Considering that the unified patent court would be a court set up by Member
States only, it would seem possible for the Commission to start
infringement proceedings against all Member States jointly in cases where
the unified patent court violated Union law. Similarly, in such a case, the
rules on financial liability to make good damages caused to individuals as
a result of a breach of Union law also seem to be applicable to all Member
States jointly. Both aspects would nevertheless need to be clarified in the
agreement including where a Köbler claim could be brought (namely in a
forum where its full effectiveness is ensured).
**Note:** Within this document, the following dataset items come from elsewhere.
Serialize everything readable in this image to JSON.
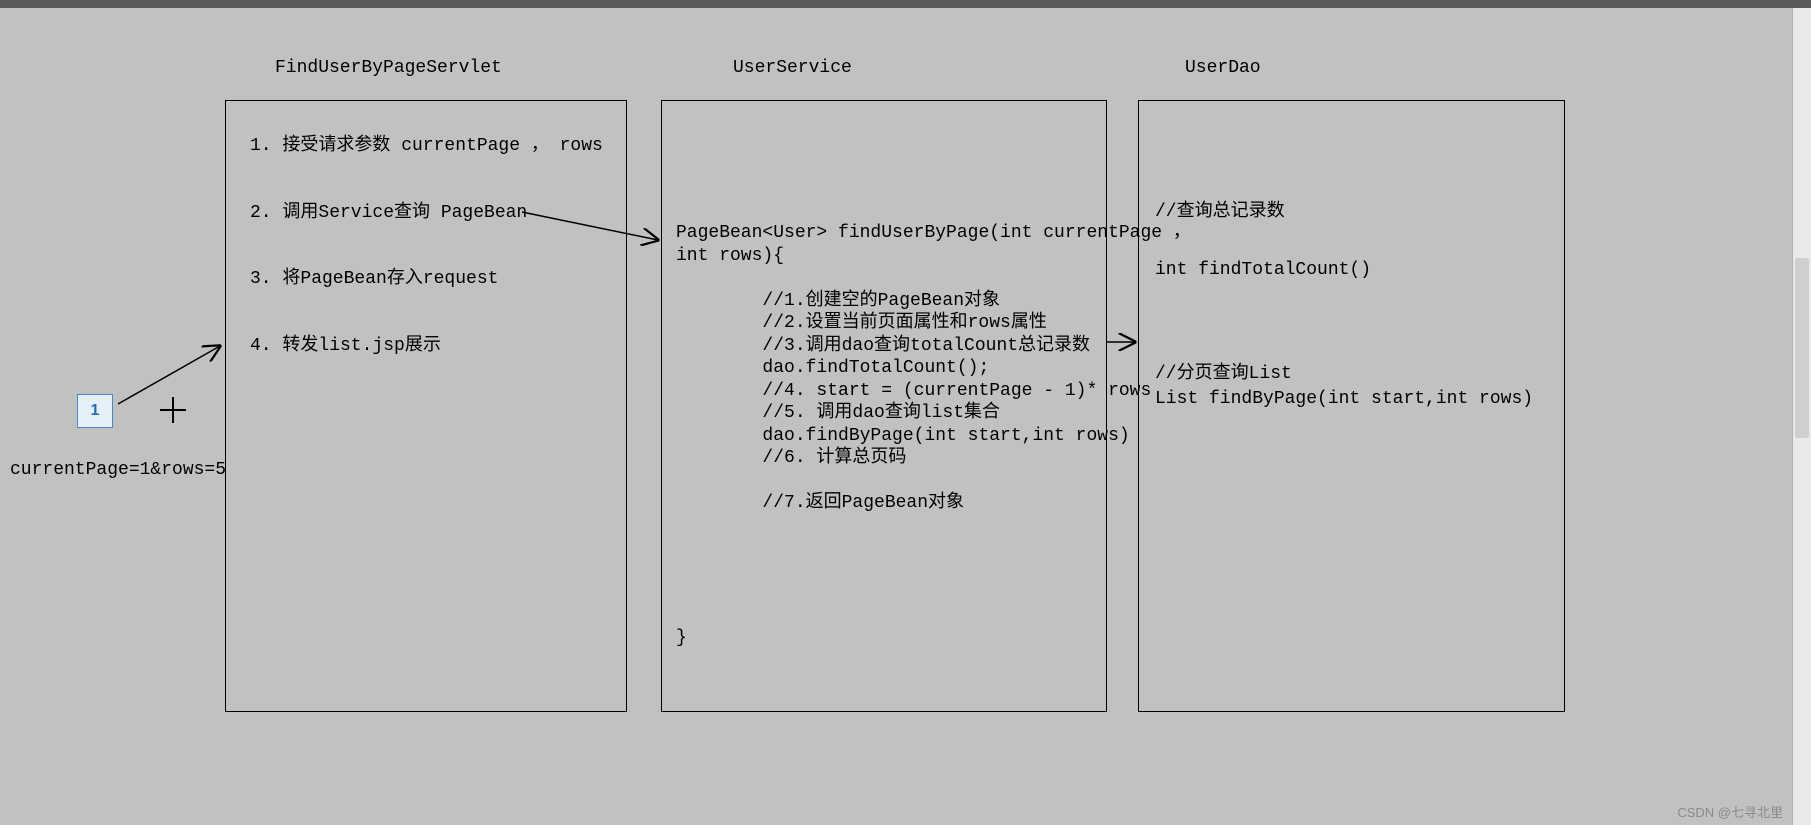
{
  "pager": {
    "number": "1"
  },
  "param_line": "currentPage=1&rows=5",
  "servlet": {
    "title": "FindUserByPageServlet",
    "lines": "1. 接受请求参数 currentPage ， rows\n\n2. 调用Service查询 PageBean\n\n3. 将PageBean存入request\n\n4. 转发list.jsp展示"
  },
  "service": {
    "title": "UserService",
    "code": "PageBean<User> findUserByPage(int currentPage ，\nint rows){\n\n        //1.创建空的PageBean对象\n        //2.设置当前页面属性和rows属性\n        //3.调用dao查询totalCount总记录数\n        dao.findTotalCount();\n        //4. start = (currentPage - 1)* rows\n        //5. 调用dao查询list集合\n        dao.findByPage(int start,int rows)\n        //6. 计算总页码\n\n        //7.返回PageBean对象\n\n\n\n\n\n}"
  },
  "dao": {
    "title": "UserDao",
    "block1": "//查询总记录数\n\nint findTotalCount()",
    "block2": "//分页查询List\nList findByPage(int start,int rows)"
  },
  "watermark": "CSDN @七寻北里"
}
The Member States would need to respect the acquis when establishing a
common patent court by way of an agreement. To the extent that amendments
to the acquis may be necessary, these would have to be adopted before such
an agreement could enter into force. It would appear that at least
Regulation (EC) No 44/2001 on jurisdiction and the recognition and
enforcement of judgments in civil and commercial matters (Brussels I) might
need to be amended as its jurisdictional choices could otherwise be
interpreted as conflicting with such an agreement.

It is also worth noting that an agreement between Member States would not
bind EFTA states (nor obviously other third states), which might not
recognise its judgements within the framework of the Lugano Convention.
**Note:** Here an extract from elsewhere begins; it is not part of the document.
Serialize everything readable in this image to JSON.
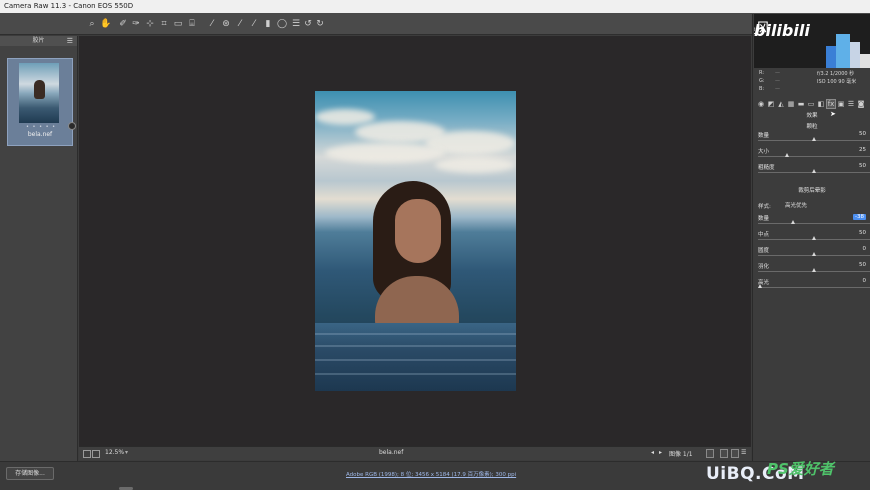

The compatibility with national (constitutional) law of granting the above-
mentioned competences to a court common to all (participating) Member
States established by an agreement between them remains to be addressed by
the Member States.


A possible Way Forward

The unified patent court could therefore be set up by an agreement to be
concluded between the Member States on the creation of a common
jurisdiction. As set out above, on the basis of the opinion of the CJEU,
third states may not participate in this agreement.

The work should continue on the basis of the Council conclusions of 7
December 2009 (doc. 17229/09) and the Working document on a revised
Presidency text on a draft Agreement on the European and EU Patents Court
and Draft Statute of 23 March 2009 (doc. 7928/09). Appropriate changes
should be introduced in a new Presidency text and submitted to the Member
States for discussion. These would need to include changes related to the
contracting parties, the necessary remedies and guarantees to ensure the
respect of Union law by the unified patent court. The basic institutional
architecture of the unified patent court as foreseen for the EEUPC and
agreed by the Council in 2009 (doc. 17229/09) should however be maintained.